O presidente da União Regional das IPSS explicou que os apoios na região ainda não foram majorados porque o Governo Regional encomendou um estudo sobre o custo real das instituições, ao contrário do que já aconteceu na República, estimando estarem em causa 4,2 milhões para as instituições sociais.Esta quinta-feira, o Governo Regional salientou que o valor de 4,2 milhões de euros “corresponde ao mesmo montante já mencionado no ano transato no âmbito da atualização do Acordo Base para 2025”, não se tratando de “qualquer financiamento adicional em falta, nem de uma verba extraordinária por atribuir às instituições”.O Governo açoriano reforçou que aquele valor “representa apenas a diferença entre o montante que resultaria da aplicação dos referenciais utilizados em Portugal continental e o valor efetivamente atribuído” nos Açores.“Não existe qualquer montante de 4,2 milhões de euros pendente de pagamento ou de atribuição às IPSS e Misericórdias, tratando-se exclusivamente de um exercício comparativo entre dois modelos distintos de atualização dos acordos de cooperação”.

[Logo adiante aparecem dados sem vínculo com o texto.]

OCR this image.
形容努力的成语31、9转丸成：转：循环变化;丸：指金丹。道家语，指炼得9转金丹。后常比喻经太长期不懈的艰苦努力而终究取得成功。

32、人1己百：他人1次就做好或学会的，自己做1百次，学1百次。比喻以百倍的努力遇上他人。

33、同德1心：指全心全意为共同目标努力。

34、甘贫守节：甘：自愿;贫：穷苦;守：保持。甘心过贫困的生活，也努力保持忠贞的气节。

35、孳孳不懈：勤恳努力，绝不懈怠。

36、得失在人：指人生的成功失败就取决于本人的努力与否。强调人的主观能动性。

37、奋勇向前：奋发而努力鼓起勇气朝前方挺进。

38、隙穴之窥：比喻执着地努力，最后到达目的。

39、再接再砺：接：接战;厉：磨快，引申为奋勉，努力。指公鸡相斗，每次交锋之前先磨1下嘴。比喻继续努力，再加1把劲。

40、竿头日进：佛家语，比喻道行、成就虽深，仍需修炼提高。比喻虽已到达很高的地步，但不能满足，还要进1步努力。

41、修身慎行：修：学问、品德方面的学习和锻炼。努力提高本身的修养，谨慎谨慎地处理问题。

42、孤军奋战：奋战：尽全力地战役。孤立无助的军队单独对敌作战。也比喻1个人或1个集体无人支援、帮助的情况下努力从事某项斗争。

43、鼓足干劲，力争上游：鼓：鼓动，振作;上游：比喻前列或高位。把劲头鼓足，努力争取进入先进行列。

A Secretaria regional lembrou que no início do ano foi atualizado o acordo com as instituições sociais, que resultou numa majoração de 2,4%, correspondente a cerca de dois milhões de euros, acordados na “sequência do reforço da dotação financeira assegurado pela tutela nacional”.Aquela atualização, destacou o Governo dos Açores, é “superior à taxa de inflação registada em 2025, que se fixou em 2,13%, bem como à inflação” prevista para 2026 (estimada em cerca de 2%).O executivo açoriano recordou, também, que encomendou um estudo sobre o “custo real das diferentes respostas sociais”, que permitirá “dispor de uma base técnica rigorosa para avaliar a adequação do atual modelo de financiamento, fundamentar eventuais revisões futuras dos acordos” e “reforçar, junto da República, a defesa das especificidades da região”.Na quarta-feira, o responsável pela URIPSSA admitiu ser “muito difícil” as IPSS receberem os 4,2 milhões, já que o Governo Regional “não se comprometeu” com a verba, mas alertou para a demora no processo de atualização do financiamento, já que o estudo só deverá ficar concluído a 31 de julho.
“A nossa preocupação é que isso vai levar tanto tempo que se calhar só vamos receber em conformidade com o que se passou o ano passado, quando só recebemos a 22 dezembro, o que para nós é muito complicado”, avisou.A propósito da posição da URIPSSA, o Governo Regional já tinha enviado uma resposta por escrito à Lusa, em que salientava que apenas duas instituições em 94 não iriam pagar o subsídio de férias em junho e lembrava não ter responsabilidades no pagamento dos vencimentos das IPSS.